Eventually, the doctors built other medical centers and gave them random names, like M20 and M30, to obscure the actual number of targets. According to Aziz, the best location for a medical facility is on a narrow street, flanked by tall buildings, so that, after an air strike, helicopters and jets have difficulty tracking the movement of wounded civilians. Ambulance workers were routinely targeted by snipers and helicopters, so many of them removed sirens and medical logos, and coated their vans with mud. At night, they drove with the headlights off...

The emergency department at M1 was run by medical students. “Before David arrived, no one knew how to cut open a chest,” Abu Waseem, a young medical worker specializing in plastic and reconstructive surgery, told me...

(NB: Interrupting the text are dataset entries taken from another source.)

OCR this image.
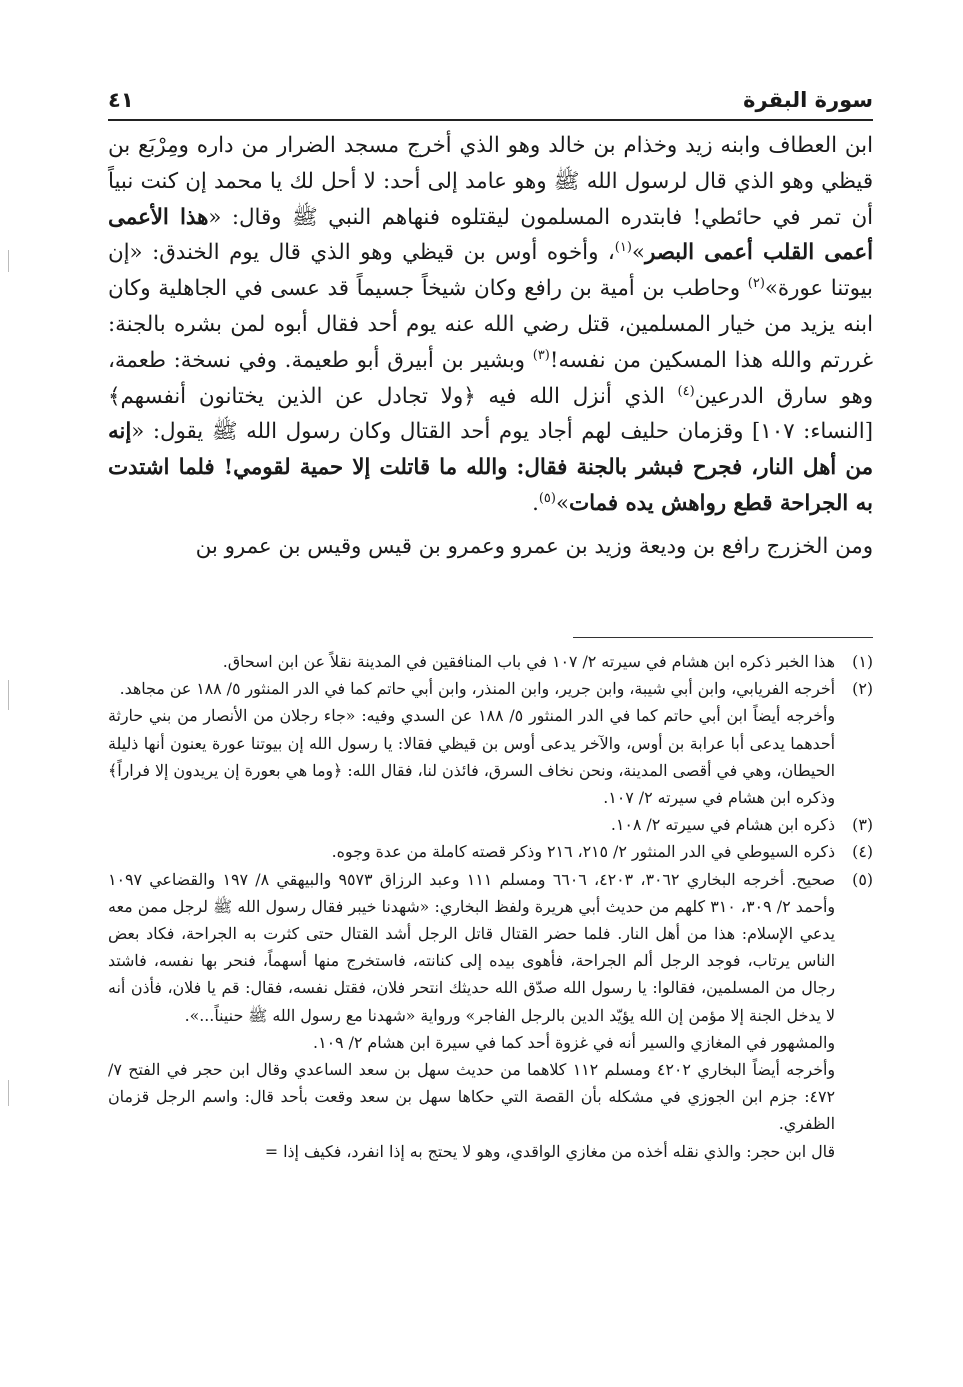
سورة البقرة
٤١

ابن العطاف وابنه زيد وخذام بن خالد وهو الذي أخرج مسجد الضرار من داره ومِرْبَع بن قيظي وهو الذي قال لرسول الله ﷺ وهو عامد إلى أحد: لا أحل لك يا محمد إن كنت نبياً أن تمر في حائطي! فابتدره المسلمون ليقتلوه فنهاهم النبي ﷺ وقال: «هذا الأعمى أعمى القلب أعمى البصر»$^{(١)}$، وأخوه أوس بن قيظي وهو الذي قال يوم الخندق: «إن بيوتنا عورة»$^{(٢)}$ وحاطب بن أمية بن رافع وكان شيخاً جسيماً قد عسى في الجاهلية وكان ابنه يزيد من خيار المسلمين، قتل رضي الله عنه يوم أحد فقال أبوه لمن بشره بالجنة: غررتم والله هذا المسكين من نفسه!$^{(٣)}$ وبشير بن أبيرق أبو طعيمة. وفي نسخة: طعمة، وهو سارق الدرعين$^{(٤)}$ الذي أنزل الله فيه ﴿ولا تجادل عن الذين يختانون أنفسهم﴾ [النساء: ١٠٧] وقزمان حليف لهم أجاد يوم أحد القتال وكان رسول الله ﷺ يقول: «إنه من أهل النار، فجرح فبشر بالجنة فقال: والله ما قاتلت إلا حمية لقومي! فلما اشتدت به الجراحة قطع رواهش يده فمات»$^{(٥)}$.

ومن الخزرج رافع بن وديعة وزيد بن عمرو وعمرو بن قيس وقيس بن عمرو بن

(١)

هذا الخبر ذكره ابن هشام في سيرته ٢/ ١٠٧ في باب المنافقين في المدينة نقلاً عن ابن اسحاق.

(٢)

أخرجه الفريابي، وابن أبي شيبة، وابن جرير، وابن المنذر، وابن أبي حاتم كما في الدر المنثور ٥/ ١٨٨ عن مجاهد.

وأخرجه أيضاً ابن أبي حاتم كما في الدر المنثور ٥/ ١٨٨ عن السدي وفيه: «جاء رجلان من الأنصار من بني حارثة أحدهما يدعى أبا عرابة بن أوس، والآخر يدعى أوس بن قيظي فقالا: يا رسول الله إن بيوتنا عورة يعنون أنها ذليلة الحيطان، وهي في أقصى المدينة، ونحن نخاف السرق، فائذن لنا، فقال الله: ﴿وما هي بعورة إن يريدون إلا فراراً﴾ وذكره ابن هشام في سيرته ٢/ ١٠٧.

(٣)

ذكره ابن هشام في سيرته ٢/ ١٠٨.

(٤)

ذكره السيوطي في الدر المنثور ٢/ ٢١٥، ٢١٦ وذكر قصته كاملة من عدة وجوه.

(٥)

صحيح. أخرجه البخاري ٣٠٦٢، ٤٢٠٣، ٦٦٠٦ ومسلم ١١١ وعبد الرزاق ٩٥٧٣ والبيهقي ٨/ ١٩٧ والقضاعي ١٠٩٧ وأحمد ٢/ ٣٠٩، ٣١٠ كلهم من حديث أبي هريرة ولفظ البخاري: «شهدنا خيبر فقال رسول الله ﷺ لرجل ممن معه يدعي الإسلام: هذا من أهل النار. فلما حضر القتال قاتل الرجل أشد القتال حتى كثرت به الجراحة، فكاد بعض الناس يرتاب، فوجد الرجل ألم الجراحة، فأهوى بيده إلى كنانته، فاستخرج منها أسهماً، فنحر بها نفسه، فاشتد رجال من المسلمين، فقالوا: يا رسول الله صدّق الله حديثك انتحر فلان، فقتل نفسه، فقال: قم يا فلان، فأذن أنه لا يدخل الجنة إلا مؤمن إن الله يؤيّد الدين بالرجل الفاجر» ورواية «شهدنا مع رسول الله ﷺ حنيناً...».

والمشهور في المغازي والسير أنه في غزوة أحد كما في سيرة ابن هشام ٢/ ١٠٩.

وأخرجه أيضاً البخاري ٤٢٠٢ ومسلم ١١٢ كلاهما من حديث سهل بن سعد الساعدي وقال ابن حجر في الفتح ٧/ ٤٧٢: جزم ابن الجوزي في مشكله بأن القصة التي حكاها سهل بن سعد وقعت بأحد قال: واسم الرجل قزمان الظفري.

قال ابن حجر: والذي نقله أخذه من مغازي الواقدي، وهو لا يحتج به إذا انفرد، فكيف إذا =
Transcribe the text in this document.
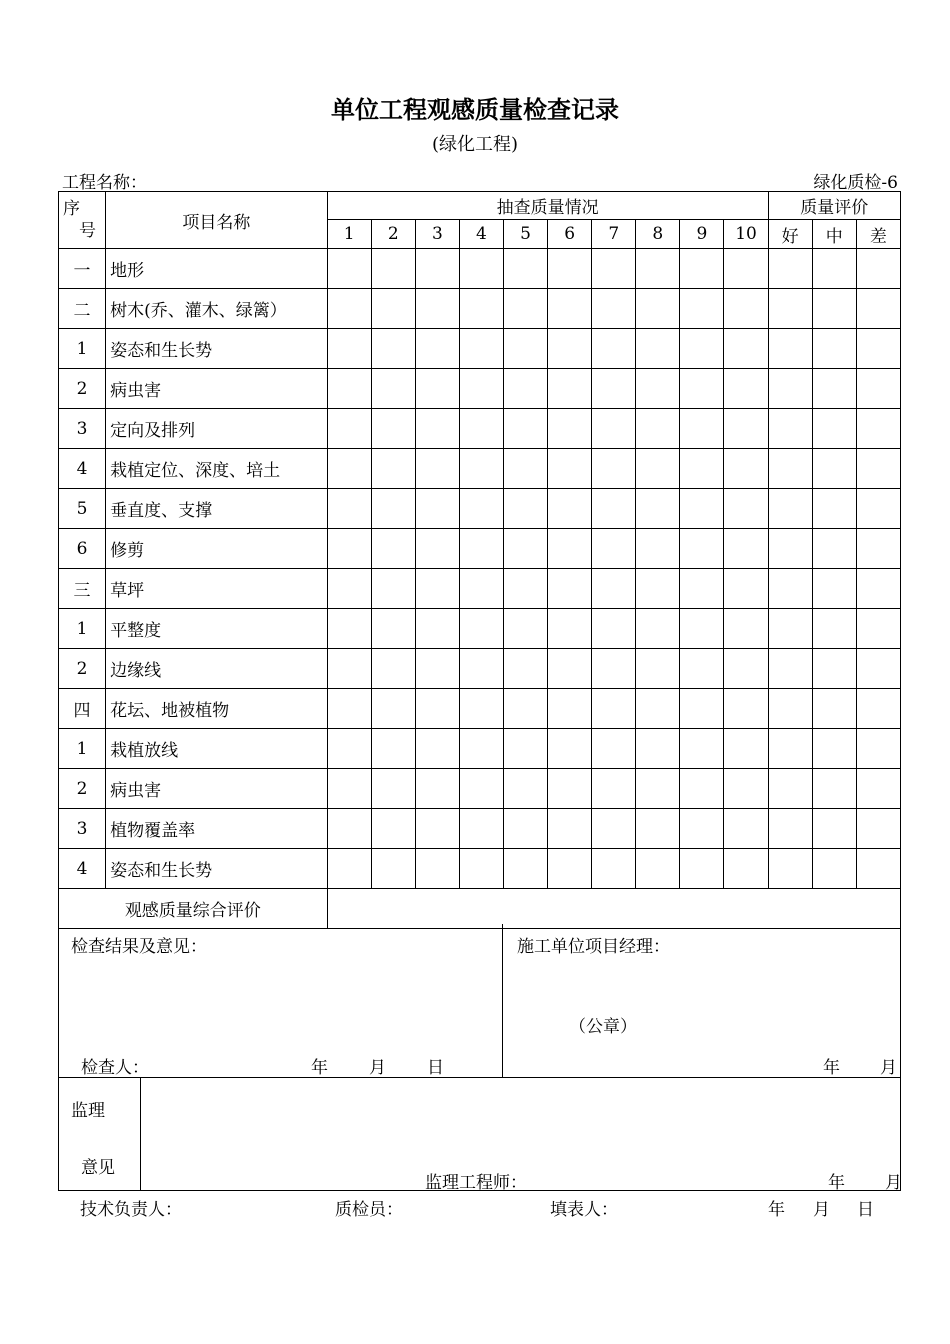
单位工程观感质量检查记录
(绿化工程)
工程名称：	绿化质检-6
序
号	项目名称	抽查质量情况										质量评价		
		1	2	3	4	5	6	7	8	9	10	好	中	差
一	地形													
二	树木(乔、灌木、绿篱）													
1	姿态和生长势													
2	病虫害													
3	定向及排列													
4	栽植定位、深度、培土													
5	垂直度、支撑													
6	修剪													
三	草坪													
1	平整度													
2	边缘线													
四	花坛、地被植物													
1	栽植放线													
2	病虫害													
3	植物覆盖率													
4	姿态和生长势													
观感质量综合评价														
检查结果及意见：
检查人：	年 月 日
施工单位项目经理：
（公章）
年 月
监理
意见
监理工程师：	年 月
技术负责人：	质检员：	填表人：	年 月 日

Nott continues to advise the medical staff at M1 from afar. Earlier this year, he and his wife, Elly, a former Middle East researcher at the International Institute for Strategic Studies, started a foundation to run surgical-training courses for doctors who live in war zones. In April, he and Darwish travelled to southern Turkey for the first session, held at a university in Gaziantep. Thirty-two Syrians attended, coming from Aleppo, Idlib, Homs, and Latakia provinces.

One of Nott’s best students is Abu Waseem. When the war began, he was a fourth-year plastic- and reconstructive-surgery resident at a government hospital. “He sacrificed his future” to continue treating patients in Syria, Aziz told me. “He has no way to graduate, no way to do his fifth or sixth year and become a specialist.” While other physicians in Aleppo take frequent breaks and visit family members who have escaped to Turkey, Abu Waseem remains at M1, because he doesn’t have a passport."